Using Context to Improve Word Segmentation
Stephanie Hu, Xiaolu Guo
TL;DR
The paper investigates how context influences word segmentation in infant language acquisition by implementing two Bayesian nonparametric models, a unigram and a bigram, derived from CRP and DP formalisms. Gibbs sampling is used to infer word boundaries from child-directed speech, with annealing and various experimental tweaks to assess robustness. The key finding is that the bigram model, which incorporates preceding-word context, generally outperforms the unigram in boundary prediction, and allowing partial prior vocabulary knowledge further boosts performance on the lexicon.
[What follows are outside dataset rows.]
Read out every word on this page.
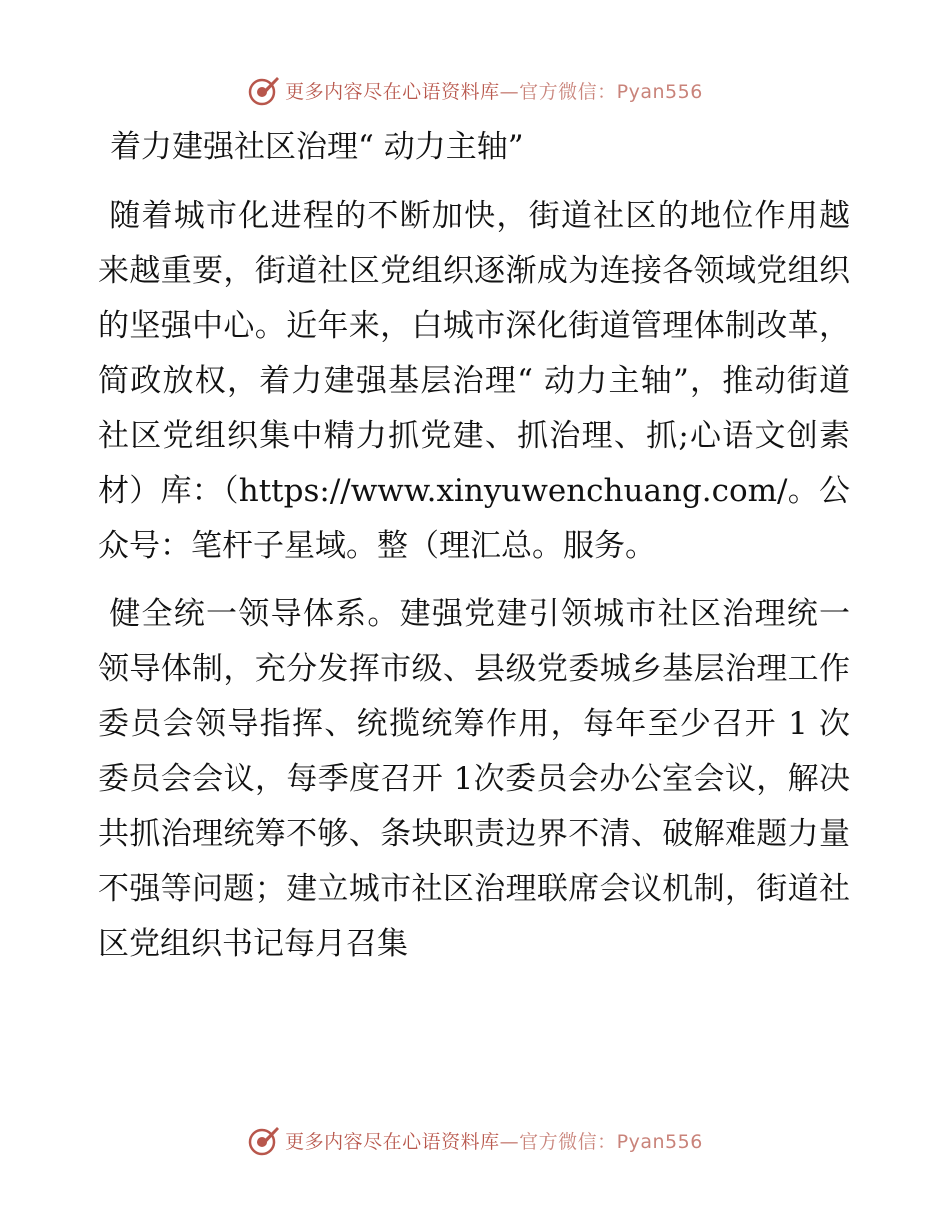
更多内容尽在心语资料库—官方微信：Pyan556
着力建强社区治理“ 动力主轴”

随着城市化进程的不断加快，街道社区的地位作用越来越重要，街道社区党组织逐渐成为连接各领域党组织的坚强中心。近年来，白城市深化街道管理体制改革，简政放权，着力建强基层治理“ 动力主轴”，推动街道社区党组织集中精力抓党建、抓治理、抓;心语文创素材）库：（https://www.xinyuwenchuang.com/。公众号：笔杆子星域。整（理汇总。服务。

健全统一领导体系。建强党建引领城市社区治理统一领导体制，充分发挥市级、县级党委城乡基层治理工作委员会领导指挥、统揽统筹作用，每年至少召开 1 次委员会会议，每季度召开 1次委员会办公室会议，解决共抓治理统筹不够、条块职责边界不清、破解难题力量不强等问题；建立城市社区治理联席会议机制，街道社区党组织书记每月召集

更多内容尽在心语资料库—官方微信：Pyan556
These results support the role of context in early word segmentation and point to future work such as trigram and bidirectional models to more accurately mirror human learning processes and address remaining segmentation challenges.
Abstract
An important step in understanding how children acquire languages is studying how infants learn word segmentation. It has been established in previous research that infants may use statistical regularities in speech to learn word segmentation. The research of Goldwater et al., demonstrated that incorporating context in models improves their ability to learn word segmentation. We implemented two of their models, a unigram and bigram model, to examine how context can improve statistical word segmentation. The results are consistent with our hypothesis that the bigram model outperforms the unigram model at predicting word segmentation. Extending the work of Goldwater et al., we also explored basic ways to model how young children might use previously learned words to segment new utterances.